As I type this, the off-year election outcomes are proffering even worse news for Trump. Virginia just handed Republicans a tidal wave of defeats, encouraging Democrats to run everywhere in the midterms and chastening even the Trumpiest of Republicans.

The news is not all good for America’s checks and balances. There are areas where Trump has been able to push back against constraints. He has managed to secure the fealty of a lot of Republicans through his cabinet and judicial appointments. He has been more successful in altering how regulations are made. He has empowered some of the worst bureaucracies in the federal government, such as Immigration and Customs Enforcement. His antipathy to career civil service officials has triggered an exodus of human capital from key agencies like the State Department.

Perhaps the most pernicious effect of Trump has been the way he has caused honorable men to act dishonorably. White House Chief of Staff John F. Kelly has had an atrocious two weeks, capped by his defamation of a Democratic member of Congress (and his refusal to apologize for his lie). Buried in this Reuters story about Rex Tillerson’s incompetency is quite an H.R. McMaster anecdote:

At a recent meeting of former national security advisers, former secretary of state Colin Powell told H.R. McMaster, Trump’s national security adviser, that the administration was gutting State. McMaster replied that there were people who did not support the president’s agenda, two people present told Reuters.

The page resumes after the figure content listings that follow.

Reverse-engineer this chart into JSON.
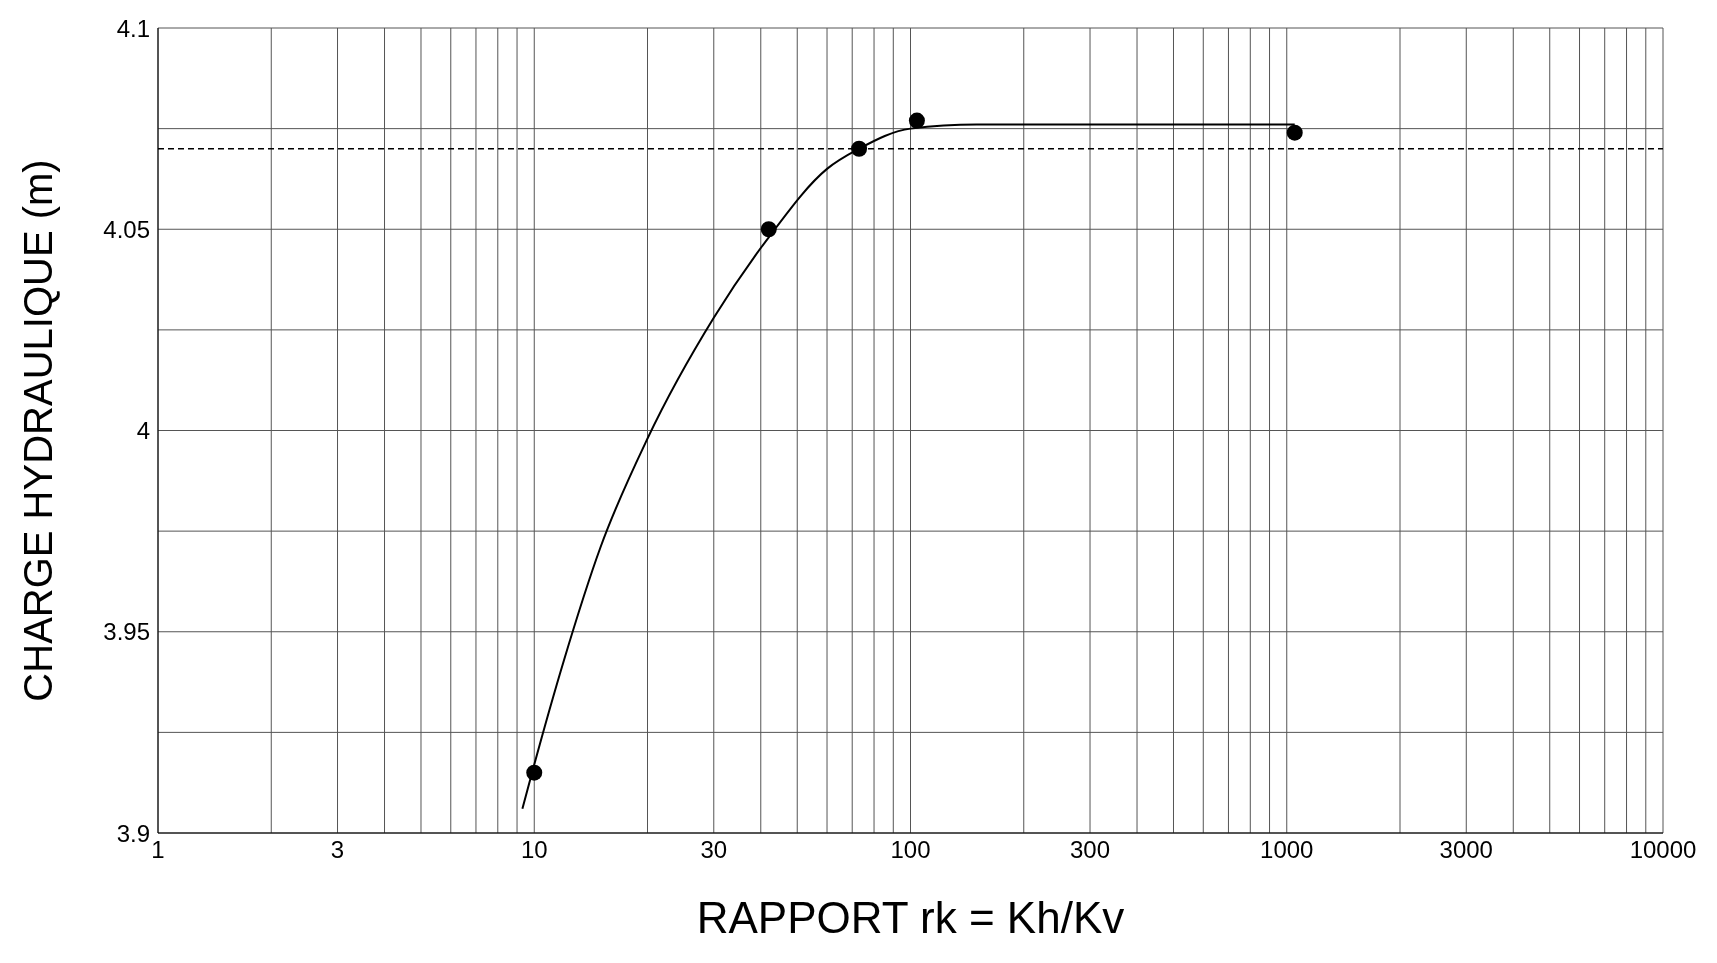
{
  "chart_data": {
    "type": "scatter",
    "xlabel": "RAPPORT rk = Kh/Kv",
    "ylabel": "CHARGE HYDRAULIQUE (m)",
    "log": "x",
    "grid": true,
    "legend": false,
    "xlim": [
      1,
      10000
    ],
    "xticks": [
      1,
      {
        "value": 2,
        "label": null
      },
      3,
      {
        "value": 4,
        "label": null
      },
      {
        "value": 5,
        "label": null
      },
      {
        "value": 6,
        "label": null
      },
      {
        "value": 7,
        "label": null
      },
      {
        "value": 8,
        "label": null
      },
      {
        "value": 9,
        "label": null
      },
      10,
      {
        "value": 20,
        "label": null
      },
      30,
      {
        "value": 40,
        "label": null
      },
      {
        "value": 50,
        "label": null
      },
      {
        "value": 60,
        "label": null
      },
      {
        "value": 70,
        "label": null
      },
      {
        "value": 80,
        "label": null
      },
      {
        "value": 90,
        "label": null
      },
      100,
      {
        "value": 200,
        "label": null
      },
      300,
      {
        "value": 400,
        "label": null
      },
      {
        "value": 500,
        "label": null
      },
      {
        "value": 600,
        "label": null
      },
      {
        "value": 700,
        "label": null
      },
      {
        "value": 800,
        "label": null
      },
      {
        "value": 900,
        "label": null
      },
      1000,
      {
        "value": 2000,
        "label": null
      },
      3000,
      {
        "value": 4000,
        "label": null
      },
      {
        "value": 5000,
        "label": null
      },
      {
        "value": 6000,
        "label": null
      },
      {
        "value": 7000,
        "label": null
      },
      {
        "value": 8000,
        "label": null
      },
      {
        "value": 9000,
        "label": null
      },
      10000
    ],
    "ylim": [
      3.9,
      4.1
    ],
    "yticks": [
      3.9,
      {
        "value": 3.925,
        "label": null
      },
      3.95,
      {
        "value": 3.975,
        "label": null
      },
      4,
      {
        "value": 4.025,
        "label": null
      },
      4.05,
      {
        "value": 4.075,
        "label": null
      },
      4.1
    ],
    "ref_lines": [
      {
        "axis": "y",
        "value": 4.07,
        "line_style": "dashed",
        "color": "#000000"
      }
    ],
    "series": [
      {
        "color": "#000000",
        "marker": "circle",
        "x": [
          10,
          42,
          73,
          104,
          1050
        ],
        "values": [
          3.915,
          4.05,
          4.07,
          4.077,
          4.074
        ]
      },
      {
        "type": "line",
        "color": "#000000",
        "marker": "none",
        "line_style": "solid",
        "x": [
          9.3,
          10,
          12,
          15,
          20,
          30,
          42,
          60,
          73,
          100,
          150,
          300,
          1000,
          1050
        ],
        "values": [
          3.906,
          3.917,
          3.943,
          3.971,
          3.998,
          4.028,
          4.048,
          4.065,
          4.07,
          4.075,
          4.076,
          4.076,
          4.076,
          4.076
        ]
      }
    ]
  }
}
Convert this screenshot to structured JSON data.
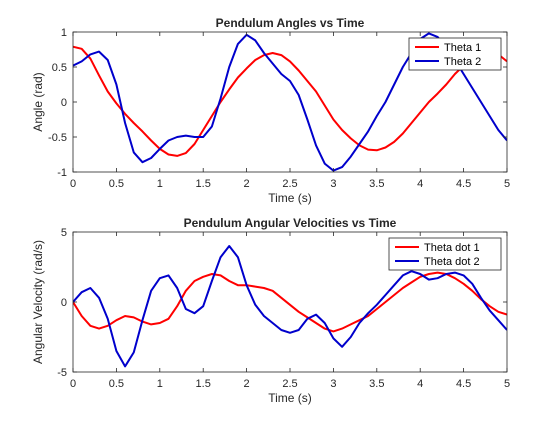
{
  "chart_data": [
    {
      "type": "line",
      "title": "Pendulum Angles vs Time",
      "xlabel": "Time (s)",
      "ylabel": "Angle (rad)",
      "xlim": [
        0,
        5
      ],
      "ylim": [
        -1,
        1
      ],
      "xticks": [
        "0",
        "0.5",
        "1",
        "1.5",
        "2",
        "2.5",
        "3",
        "3.5",
        "4",
        "4.5",
        "5"
      ],
      "yticks": [
        "-1",
        "-0.5",
        "0",
        "0.5",
        "1"
      ],
      "grid": false,
      "legend_position": "top-right",
      "series": [
        {
          "name": "Theta 1",
          "color": "#ff0000",
          "x": [
            0,
            0.1,
            0.2,
            0.3,
            0.4,
            0.5,
            0.6,
            0.7,
            0.8,
            0.9,
            1.0,
            1.1,
            1.2,
            1.3,
            1.4,
            1.5,
            1.6,
            1.7,
            1.8,
            1.9,
            2.0,
            2.1,
            2.2,
            2.3,
            2.4,
            2.5,
            2.6,
            2.7,
            2.8,
            2.9,
            3.0,
            3.1,
            3.2,
            3.3,
            3.4,
            3.5,
            3.6,
            3.7,
            3.8,
            3.9,
            4.0,
            4.1,
            4.2,
            4.3,
            4.4,
            4.5,
            4.6,
            4.7,
            4.8,
            4.9,
            5.0
          ],
          "y": [
            0.79,
            0.76,
            0.62,
            0.38,
            0.15,
            -0.02,
            -0.17,
            -0.3,
            -0.42,
            -0.55,
            -0.67,
            -0.75,
            -0.77,
            -0.73,
            -0.6,
            -0.4,
            -0.2,
            0.0,
            0.18,
            0.35,
            0.48,
            0.6,
            0.67,
            0.7,
            0.67,
            0.58,
            0.45,
            0.3,
            0.15,
            -0.05,
            -0.25,
            -0.4,
            -0.52,
            -0.62,
            -0.68,
            -0.69,
            -0.65,
            -0.57,
            -0.45,
            -0.3,
            -0.15,
            0.0,
            0.12,
            0.25,
            0.4,
            0.52,
            0.62,
            0.7,
            0.72,
            0.68,
            0.58
          ]
        },
        {
          "name": "Theta 2",
          "color": "#0000cc",
          "x": [
            0,
            0.1,
            0.2,
            0.3,
            0.4,
            0.5,
            0.6,
            0.7,
            0.8,
            0.9,
            1.0,
            1.1,
            1.2,
            1.3,
            1.4,
            1.5,
            1.6,
            1.7,
            1.8,
            1.9,
            2.0,
            2.1,
            2.2,
            2.3,
            2.4,
            2.5,
            2.6,
            2.7,
            2.8,
            2.9,
            3.0,
            3.1,
            3.2,
            3.3,
            3.4,
            3.5,
            3.6,
            3.7,
            3.8,
            3.9,
            4.0,
            4.1,
            4.2,
            4.3,
            4.4,
            4.5,
            4.6,
            4.7,
            4.8,
            4.9,
            5.0
          ],
          "y": [
            0.52,
            0.58,
            0.68,
            0.72,
            0.6,
            0.25,
            -0.3,
            -0.72,
            -0.86,
            -0.8,
            -0.67,
            -0.55,
            -0.5,
            -0.48,
            -0.5,
            -0.5,
            -0.35,
            0.05,
            0.5,
            0.83,
            0.96,
            0.88,
            0.7,
            0.55,
            0.4,
            0.3,
            0.1,
            -0.25,
            -0.62,
            -0.88,
            -0.98,
            -0.93,
            -0.78,
            -0.6,
            -0.42,
            -0.2,
            0.0,
            0.25,
            0.5,
            0.7,
            0.9,
            0.98,
            0.93,
            0.78,
            0.6,
            0.4,
            0.2,
            0.0,
            -0.2,
            -0.4,
            -0.55
          ]
        }
      ]
    },
    {
      "type": "line",
      "title": "Pendulum Angular Velocities vs Time",
      "xlabel": "Time (s)",
      "ylabel": "Angular Velocity (rad/s)",
      "xlim": [
        0,
        5
      ],
      "ylim": [
        -5,
        5
      ],
      "xticks": [
        "0",
        "0.5",
        "1",
        "1.5",
        "2",
        "2.5",
        "3",
        "3.5",
        "4",
        "4.5",
        "5"
      ],
      "yticks": [
        "-5",
        "0",
        "5"
      ],
      "grid": false,
      "legend_position": "top-right",
      "series": [
        {
          "name": "Theta dot 1",
          "color": "#ff0000",
          "x": [
            0,
            0.1,
            0.2,
            0.3,
            0.4,
            0.5,
            0.6,
            0.7,
            0.8,
            0.9,
            1.0,
            1.1,
            1.2,
            1.3,
            1.4,
            1.5,
            1.6,
            1.7,
            1.8,
            1.9,
            2.0,
            2.1,
            2.2,
            2.3,
            2.4,
            2.5,
            2.6,
            2.7,
            2.8,
            2.9,
            3.0,
            3.1,
            3.2,
            3.3,
            3.4,
            3.5,
            3.6,
            3.7,
            3.8,
            3.9,
            4.0,
            4.1,
            4.2,
            4.3,
            4.4,
            4.5,
            4.6,
            4.7,
            4.8,
            4.9,
            5.0
          ],
          "y": [
            0.0,
            -1.0,
            -1.7,
            -1.9,
            -1.7,
            -1.3,
            -1.0,
            -1.1,
            -1.4,
            -1.6,
            -1.5,
            -1.2,
            -0.3,
            0.8,
            1.5,
            1.8,
            2.0,
            1.9,
            1.5,
            1.2,
            1.2,
            1.1,
            1.0,
            0.8,
            0.3,
            -0.2,
            -0.7,
            -1.1,
            -1.5,
            -1.9,
            -2.1,
            -1.9,
            -1.6,
            -1.3,
            -1.0,
            -0.5,
            0.0,
            0.5,
            1.0,
            1.4,
            1.8,
            2.0,
            2.1,
            2.0,
            1.7,
            1.3,
            0.8,
            0.2,
            -0.3,
            -0.7,
            -0.9
          ]
        },
        {
          "name": "Theta dot 2",
          "color": "#0000cc",
          "x": [
            0,
            0.1,
            0.2,
            0.3,
            0.4,
            0.5,
            0.6,
            0.7,
            0.8,
            0.9,
            1.0,
            1.1,
            1.2,
            1.3,
            1.4,
            1.5,
            1.6,
            1.7,
            1.8,
            1.9,
            2.0,
            2.1,
            2.2,
            2.3,
            2.4,
            2.5,
            2.6,
            2.7,
            2.8,
            2.9,
            3.0,
            3.1,
            3.2,
            3.3,
            3.4,
            3.5,
            3.6,
            3.7,
            3.8,
            3.9,
            4.0,
            4.1,
            4.2,
            4.3,
            4.4,
            4.5,
            4.6,
            4.7,
            4.8,
            4.9,
            5.0
          ],
          "y": [
            0.0,
            0.7,
            1.0,
            0.3,
            -1.2,
            -3.5,
            -4.6,
            -3.6,
            -1.3,
            0.8,
            1.7,
            1.9,
            1.0,
            -0.5,
            -0.8,
            -0.3,
            1.5,
            3.2,
            4.0,
            3.2,
            1.2,
            -0.2,
            -1.0,
            -1.5,
            -2.0,
            -2.2,
            -2.0,
            -1.2,
            -0.9,
            -1.5,
            -2.6,
            -3.2,
            -2.5,
            -1.5,
            -0.8,
            -0.2,
            0.5,
            1.2,
            1.9,
            2.2,
            2.0,
            1.6,
            1.7,
            2.0,
            2.1,
            1.9,
            1.3,
            0.3,
            -0.6,
            -1.3,
            -2.0
          ]
        }
      ]
    }
  ]
}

For most of 2017 the talk in Washington has been about grown-ups disciplining and cocooning the reins of power from Trump. It would appear that, instead, the president has managed to coarsen his advisers.

Going forward, Trump remains politically weak and unpopular, and last night’s election results will weaken him further. Because he is not learning at the job, he will not get any better at it. Other components of the federal government look poised to constrain him. While he has had some successes, they have been pretty meager relative to every other postwar president.

The good news is that the system is working under Trump. The bad news is that parts of it are showing signs of stress. And we have at least three more years to go.